Визуальный кинематографический образ подавляет не только слово — он подавляет и звук. Когда на крупном плане замечательный певец своим неповторимым голосом поет под гениальную музыку, а я вижу у него во рту всю работу дантиста или налет на языке от чего-то съеденного вчера, дальше уже воспринимать это зрелище эстетически невозможно: изображение убило звук. Чтобы в кино слушать, надо уходить от певца как можно дальше, но найти эту меру удаления чрезвычайно трудно: чуть только ее превзойдешь, экран становится скучен. Основная, на мой взгляд, ошибка Дзефирелли в «Травиате», Лоузи в «Дон-Жуане» (говорю о больших мастерах, о талантливых опытах экранизации) — то, что законы кинематографа они попытались впрямую перенести в оперу: все, как в жизни, только герои не говорят, а поют. Этот путь бесперспективен. Лишь одному режиссеру удалось сделать в кино великую оперу. «Волшебная флейта» Бергмана — единственный известный мне пример, где сила и образность кинематографа использованы не во вред, а во благо опере, не забивают музыку, а помогают наслаждаться ею, оставляя полный простор зрительскому воображению.

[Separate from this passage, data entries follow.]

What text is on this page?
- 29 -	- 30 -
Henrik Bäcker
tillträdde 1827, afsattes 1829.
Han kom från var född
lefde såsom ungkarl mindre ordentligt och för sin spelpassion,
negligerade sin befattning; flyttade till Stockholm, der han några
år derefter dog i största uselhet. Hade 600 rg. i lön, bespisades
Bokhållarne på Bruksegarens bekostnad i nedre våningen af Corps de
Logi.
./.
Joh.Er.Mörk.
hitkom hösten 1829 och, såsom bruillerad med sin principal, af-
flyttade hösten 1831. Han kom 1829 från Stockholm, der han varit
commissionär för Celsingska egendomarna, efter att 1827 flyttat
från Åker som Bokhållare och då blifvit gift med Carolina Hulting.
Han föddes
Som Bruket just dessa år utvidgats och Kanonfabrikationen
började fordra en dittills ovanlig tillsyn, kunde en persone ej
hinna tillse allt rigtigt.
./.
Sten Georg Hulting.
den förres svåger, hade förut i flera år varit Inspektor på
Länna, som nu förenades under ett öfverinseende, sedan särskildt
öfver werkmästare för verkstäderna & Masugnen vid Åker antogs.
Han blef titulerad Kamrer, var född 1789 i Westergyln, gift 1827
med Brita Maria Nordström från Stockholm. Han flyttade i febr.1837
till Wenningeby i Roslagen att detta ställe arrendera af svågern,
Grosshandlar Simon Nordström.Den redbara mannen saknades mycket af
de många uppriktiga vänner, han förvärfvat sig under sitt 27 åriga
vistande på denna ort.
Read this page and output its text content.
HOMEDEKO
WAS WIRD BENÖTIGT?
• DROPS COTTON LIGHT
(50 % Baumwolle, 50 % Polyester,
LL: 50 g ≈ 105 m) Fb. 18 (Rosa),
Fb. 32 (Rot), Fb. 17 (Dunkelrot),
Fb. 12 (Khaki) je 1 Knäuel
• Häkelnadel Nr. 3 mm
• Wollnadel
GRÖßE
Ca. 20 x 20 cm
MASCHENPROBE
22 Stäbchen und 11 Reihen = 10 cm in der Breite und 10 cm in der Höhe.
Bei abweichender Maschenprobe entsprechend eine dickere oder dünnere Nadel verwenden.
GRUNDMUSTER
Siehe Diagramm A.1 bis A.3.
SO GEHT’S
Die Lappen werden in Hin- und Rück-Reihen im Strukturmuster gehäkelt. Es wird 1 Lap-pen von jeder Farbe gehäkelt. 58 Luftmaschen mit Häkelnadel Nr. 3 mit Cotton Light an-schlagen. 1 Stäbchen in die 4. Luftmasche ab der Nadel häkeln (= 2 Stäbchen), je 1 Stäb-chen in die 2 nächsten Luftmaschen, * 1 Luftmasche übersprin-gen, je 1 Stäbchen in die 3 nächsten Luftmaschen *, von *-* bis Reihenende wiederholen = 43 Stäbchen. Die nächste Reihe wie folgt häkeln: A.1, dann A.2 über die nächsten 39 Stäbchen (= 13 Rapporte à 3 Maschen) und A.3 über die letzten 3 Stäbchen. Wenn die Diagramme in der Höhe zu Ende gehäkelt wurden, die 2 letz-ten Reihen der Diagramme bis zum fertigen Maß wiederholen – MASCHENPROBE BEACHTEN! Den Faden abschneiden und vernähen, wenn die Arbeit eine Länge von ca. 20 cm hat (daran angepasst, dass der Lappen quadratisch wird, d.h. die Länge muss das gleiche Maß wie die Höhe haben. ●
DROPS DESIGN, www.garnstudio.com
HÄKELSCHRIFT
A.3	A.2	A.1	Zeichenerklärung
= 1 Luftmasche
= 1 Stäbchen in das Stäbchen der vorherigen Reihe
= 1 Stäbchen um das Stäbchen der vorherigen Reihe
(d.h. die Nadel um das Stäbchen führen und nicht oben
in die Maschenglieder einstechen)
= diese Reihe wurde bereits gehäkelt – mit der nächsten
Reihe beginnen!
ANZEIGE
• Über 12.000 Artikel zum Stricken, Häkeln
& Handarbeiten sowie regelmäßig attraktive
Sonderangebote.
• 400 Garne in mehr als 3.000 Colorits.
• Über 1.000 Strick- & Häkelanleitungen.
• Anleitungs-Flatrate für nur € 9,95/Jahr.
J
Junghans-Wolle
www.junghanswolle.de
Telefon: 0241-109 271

Чтобы ставить на сцене оперу, надо было забыть все, чему меня научил кинематограф. Хочешь того или нет, но в итоге приходишь к необходимости вывести певца на авансцену, поставить лицом к залу и дать ему петь, ибо оперную публику по-настоящему интересуют только музыка и голос. Опероманы, так сказать «пуристы» оперы, все прочее воспринимают лишь постольку, поскольку оно не мешает главному. В опере все должно быть развернуто к зрителю в единой фронтальной плоскости. Для меня это был совершенно новый опыт, открытие целой области режиссуры, с которой прежде не соприкасался.
Начиная примерно с 60-х годов интерпретация оперы становилась все более авторской. Не могу вспомнить имена звезд оперной режиссуры даже 40-х, 50-х годов. Возможно, единственное исключение — мейерхольдовская постановка «Евгения Онегина». Начиная с 60-х в мировой оперной режиссуре появились знаменитые имена: Шейро, Стрелер, Миллер, Ронкони. Они подняли оперу на новый уровень изобразительной и смысловой условности.
У Шейро «Кольцо Нибелунгов» строилось на погружении нескольких мифологических тевтонских персонажей в сталелитейную империю Круппа, в мир индустриальной Германии накануне прихода фашизма. Эффект был очень сильный. Но, на мой взгляд, одновременно возникало и отчуждение: зритель приходил слушать оперу, а получал режиссерскую интерпретацию новейшей немецкой истории со всеми полагающимися аллюзиями. Питер Селлерз перенес «Женитьбу Фигаро» в кафе Макдональдс. Режиссер оперы потянул одеяло на себя, и временами чрезмерно.
Что до собственного опыта, то думаю, что в опере режиссер — фигура второстепенная. Первым стоит певец, вторым — дирижер, у режиссера — лишь третье место. Нередко дирижеры, к примеру Караян, сами ставили оперы. Режиссирует прежде всего тот, кто дирижирует. Он отбирает певцов. Музыкальное содержание важнее зрелищной формы. Очень многие певцы принципиально не желают двигаться. Как та же Мария Каллас или Лучано Паваротти. Но при всем том когда ты как режиссер начинаешь себя лимитировать, подчиняешься замыслу композитора, дирижерской концепции, исполнителям, поющим на не всегда понятном языке, следуешь либретто оперы, каким бы ужасным оно тебе ни казалось, то вот тут-то в твоем смирении открывается огромное поле деятельности для сотворения магии зрелища. Неважно, относится ли действие к XVII или к ХХ веку, магия может открываться в самом традиционном прочтении. Красота музыкальная первенствует в опере над зрелищной.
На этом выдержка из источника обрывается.